Recipe: Chicken Breast

½ large chicken breast with skin, boned, cut in two portions
Olive oil
Salt and pepper
Some lemon juice
2 sprigs fresh rosemary leaves, finely chopped
2 slices of bread

Preheat the broiler.
Line the broiler with aluminum foil. Trim the bread to fit the chicken pieces (I used Pane Francese), and brush the top of the bread with olive oil. Brush the chicken breasts with oil, season with salt and pepper, dab with some of the lemon juice and sprinkle with half of the rosemary. Place the chicken breast, skin side down, on top of the bread. Broil for 10 minutes
Turn the chicken, skin side up, brush with additional lemon oil and remaining rosemary. Broil for an additional 8 minutes.

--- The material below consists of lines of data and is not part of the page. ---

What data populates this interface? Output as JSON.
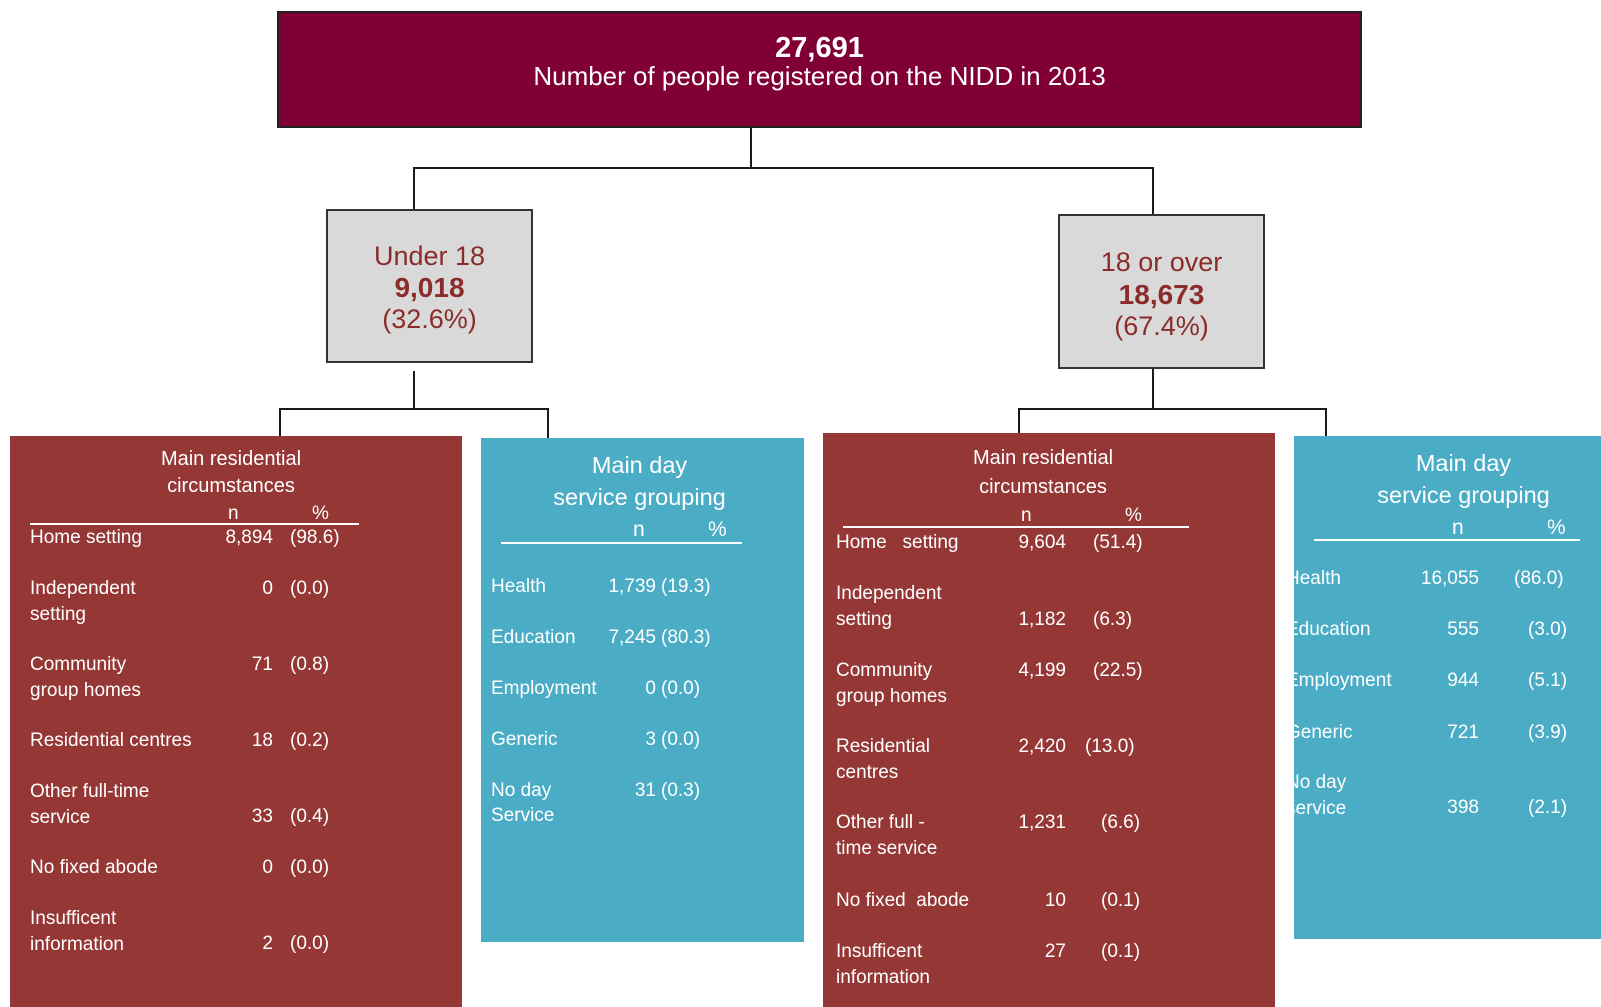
{
  "colors": {
    "top_fill": "#800035",
    "age_fill": "#d9d9d9",
    "age_text": "#8b2c2a",
    "residential_fill": "#953735",
    "day_fill": "#4bacc6",
    "connector": "#1a1a1a"
  },
  "top": {
    "count": "27,691",
    "label": "Number of people registered on the NIDD in 2013"
  },
  "under18": {
    "label": "Under 18",
    "count": "9,018",
    "pct": "(32.6%)"
  },
  "over18": {
    "label": "18 or over",
    "count": "18,673",
    "pct": "(67.4%)"
  },
  "under18_residential": {
    "title_line1": "Main residential",
    "title_line2": "circumstances",
    "col_n": "n",
    "col_pct": "%",
    "rows": [
      {
        "label1": "Home setting",
        "label2": "",
        "n": "8,894",
        "pct": "(98.6)"
      },
      {
        "label1": "Independent",
        "label2": "setting",
        "n": "0",
        "pct": "(0.0)"
      },
      {
        "label1": "Community",
        "label2": "group homes",
        "n": "71",
        "pct": "(0.8)"
      },
      {
        "label1": "Residential centres",
        "label2": "",
        "n": "18",
        "pct": "(0.2)"
      },
      {
        "label1": "Other full-time",
        "label2": "service",
        "n": "33",
        "pct": "(0.4)"
      },
      {
        "label1": "No fixed abode",
        "label2": "",
        "n": "0",
        "pct": "(0.0)"
      },
      {
        "label1": "Insufficent",
        "label2": "information",
        "n": "2",
        "pct": "(0.0)"
      }
    ]
  },
  "under18_day": {
    "title_line1": "Main day",
    "title_line2": "service grouping",
    "col_n": "n",
    "col_pct": "%",
    "rows": [
      {
        "label1": "Health",
        "label2": "",
        "n": "1,739",
        "pct": "(19.3)"
      },
      {
        "label1": "Education",
        "label2": "",
        "n": "7,245",
        "pct": "(80.3)"
      },
      {
        "label1": "Employment",
        "label2": "",
        "n": "0",
        "pct": "(0.0)"
      },
      {
        "label1": "Generic",
        "label2": "",
        "n": "3",
        "pct": "(0.0)"
      },
      {
        "label1": "No day",
        "label2": "Service",
        "n": "31",
        "pct": "(0.3)"
      }
    ]
  },
  "over18_residential": {
    "title_line1": "Main residential",
    "title_line2": "circumstances",
    "col_n": "n",
    "col_pct": "%",
    "rows": [
      {
        "label1": "Home   setting",
        "label2": "",
        "n": "9,604",
        "pct": "(51.4)"
      },
      {
        "label1": "Independent",
        "label2": "setting",
        "n": "1,182",
        "pct": "(6.3)"
      },
      {
        "label1": "Community",
        "label2": "group homes",
        "n": "4,199",
        "pct": "(22.5)"
      },
      {
        "label1": "Residential",
        "label2": "centres",
        "n": "2,420",
        "pct": "(13.0)"
      },
      {
        "label1": "Other full -",
        "label2": "time service",
        "n": "1,231",
        "pct": "(6.6)"
      },
      {
        "label1": "No fixed  abode",
        "label2": "",
        "n": "10",
        "pct": "(0.1)"
      },
      {
        "label1": "Insufficent",
        "label2": "information",
        "n": "27",
        "pct": "(0.1)"
      }
    ]
  },
  "over18_day": {
    "title_line1": "Main day",
    "title_line2": "service grouping",
    "col_n": "n",
    "col_pct": "%",
    "rows": [
      {
        "label1": "Health",
        "label2": "",
        "n": "16,055",
        "pct": "(86.0)"
      },
      {
        "label1": "Education",
        "label2": "",
        "n": "555",
        "pct": "(3.0)"
      },
      {
        "label1": "Employment",
        "label2": "",
        "n": "944",
        "pct": "(5.1)"
      },
      {
        "label1": "Generic",
        "label2": "",
        "n": "721",
        "pct": "(3.9)"
      },
      {
        "label1": "No day",
        "label2": "service",
        "n": "398",
        "pct": "(2.1)"
      }
    ]
  }
}
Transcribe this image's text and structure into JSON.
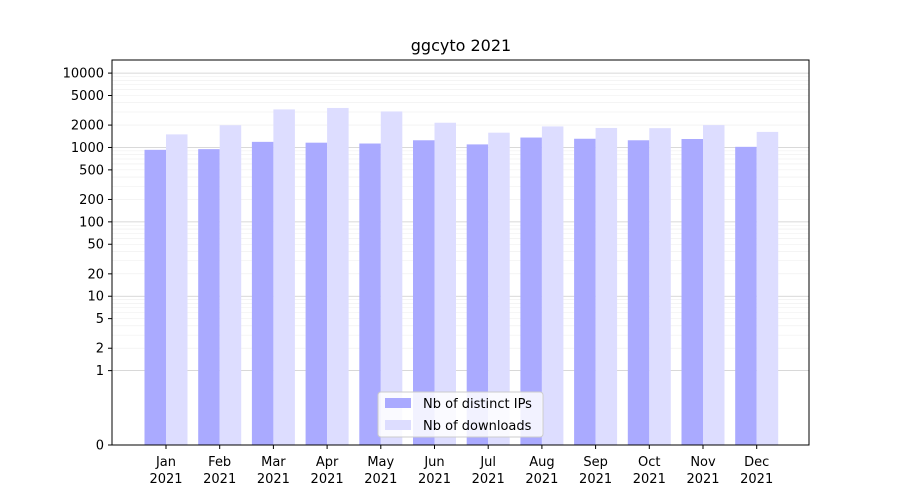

When the chicken had cooled slightly, I wrapped them in aluminum foil and packed our dinner into a basket and took it to the hospital.

“Too bad, we can’t have some wine,” said George.

I knew he felt better.

September 1, 2010

Too Hot to Cook? Get out of the
Kitchen and into Beef Carpaccio.

In restaurant jargon there is an expression: “If it’s too hot in the kitchen, get out.” Meaning, if you can’t work in a professional kitchen, it’s not for you. After days of sweltering heat, that’s exactly how I felt. I got out of the kitchen and into Beef Carpaccio. However, beef carpaccio cannot be bought at the spur of the moment because the beef has to be frozen first, thinly sliced, and brought up to room temperature. Ottomanelli had my order ready the next day.


Beef Carpaccio with Pecorino Gran Cru
Small grape tomatoes
Thyme-cured, pitted green olives
French dried figs
Wedge of Fontina
Wine: Txomin Etxaniz Getariako Txakolina
Dessert: Ben & Jerry’s Cherry Garcia

I lightly brushed the paper thin beef slices with olive oil, added a touch of lemon juice, shaved Pecorino Gran Cu over it, and wrapped the whole thing over the Grissini. Since George doesn’t care for Grissini, I rolled his carpaccio into small packages and secured them with toothpicks. I placed these on a long platter, together with the tiny tomatoes, green olives, French figs, and wedges of cheese.

“Looks great,” said George.

Tasted even better.

Don't ask me to pronouce the name of this libation. But, this exuberant, youthful Basque wine, with a light spritz, added to the enjoyment of this perfect hot weather meal.